Lebih jauh, puasa juga berperan dalam meningkatkan budi pekerti dan pengertian terhadap orang lain. Dengan menjalankan ibadah puasa, seseorang belajar untuk menjadi lebih sabar dalam menghadapi ujian dan cobaan hidup. Paidi menekankan bahwa puasa mengajarkan kita untuk tidak hanya memperbaiki hubungan kita dengan Allah, tetapi juga memperbaiki hubungan kita dengan sesama, melalui tindakan-tindakan yang lebih baik, seperti berbagi kepada yang membutuhkan dan mempererat tali persaudaraan.

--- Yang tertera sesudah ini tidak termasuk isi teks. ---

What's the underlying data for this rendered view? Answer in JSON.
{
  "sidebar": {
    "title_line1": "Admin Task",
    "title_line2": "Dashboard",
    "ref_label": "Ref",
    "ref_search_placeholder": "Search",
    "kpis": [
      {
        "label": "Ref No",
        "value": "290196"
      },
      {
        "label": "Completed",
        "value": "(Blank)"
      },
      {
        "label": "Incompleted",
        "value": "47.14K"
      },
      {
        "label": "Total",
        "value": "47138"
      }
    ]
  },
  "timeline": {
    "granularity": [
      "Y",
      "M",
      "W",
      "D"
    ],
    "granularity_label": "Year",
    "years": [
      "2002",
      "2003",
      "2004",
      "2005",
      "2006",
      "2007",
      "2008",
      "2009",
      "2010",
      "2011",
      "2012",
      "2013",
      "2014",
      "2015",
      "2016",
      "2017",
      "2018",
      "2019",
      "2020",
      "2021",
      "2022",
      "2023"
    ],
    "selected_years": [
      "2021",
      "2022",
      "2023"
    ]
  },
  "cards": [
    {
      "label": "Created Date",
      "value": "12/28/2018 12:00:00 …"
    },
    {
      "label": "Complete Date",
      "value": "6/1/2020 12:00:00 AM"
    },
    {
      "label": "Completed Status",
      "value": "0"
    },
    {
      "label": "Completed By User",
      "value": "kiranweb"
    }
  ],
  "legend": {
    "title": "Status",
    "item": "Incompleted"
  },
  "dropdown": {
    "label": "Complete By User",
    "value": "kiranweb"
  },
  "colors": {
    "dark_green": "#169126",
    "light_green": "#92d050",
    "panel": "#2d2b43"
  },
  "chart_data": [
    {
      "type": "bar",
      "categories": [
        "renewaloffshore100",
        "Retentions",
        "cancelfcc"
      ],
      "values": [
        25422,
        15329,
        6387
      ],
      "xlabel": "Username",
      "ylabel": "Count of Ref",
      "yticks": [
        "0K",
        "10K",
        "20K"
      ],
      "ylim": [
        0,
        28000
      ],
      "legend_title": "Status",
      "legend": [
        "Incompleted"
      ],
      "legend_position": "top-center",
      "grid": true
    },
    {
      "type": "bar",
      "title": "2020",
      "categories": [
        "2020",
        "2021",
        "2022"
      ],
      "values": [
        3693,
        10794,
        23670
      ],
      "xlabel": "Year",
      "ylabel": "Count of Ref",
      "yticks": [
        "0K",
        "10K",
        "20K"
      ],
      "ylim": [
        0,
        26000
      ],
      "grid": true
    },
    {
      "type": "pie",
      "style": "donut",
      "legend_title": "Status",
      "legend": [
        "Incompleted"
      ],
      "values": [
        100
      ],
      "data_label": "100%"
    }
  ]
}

Puasa adalah ibadah yang sangat mulia, bukan hanya sebatas menahan lapar dan dahaga, tetapi juga untuk mendidik jiwa agar lebih dekat dengan Allah, meningkatkan akhlak, serta memperbaiki hubungan dengan sesama. Hikmah puasa sangat besar dalam kehidupan sehari-hari, karena puasa mengajarkan kita untuk menjadi pribadi yang lebih bertakwa, lebih sabar, dan lebih peduli terhadap sesama. Dengan memahami makna dan hikmah puasa, diharapkan setiap Muslim dapat menjalankan ibadah ini dengan penuh kesadaran dan memperoleh manfaat yang lebih dalam dari puasa itu sendiri.(Paidi).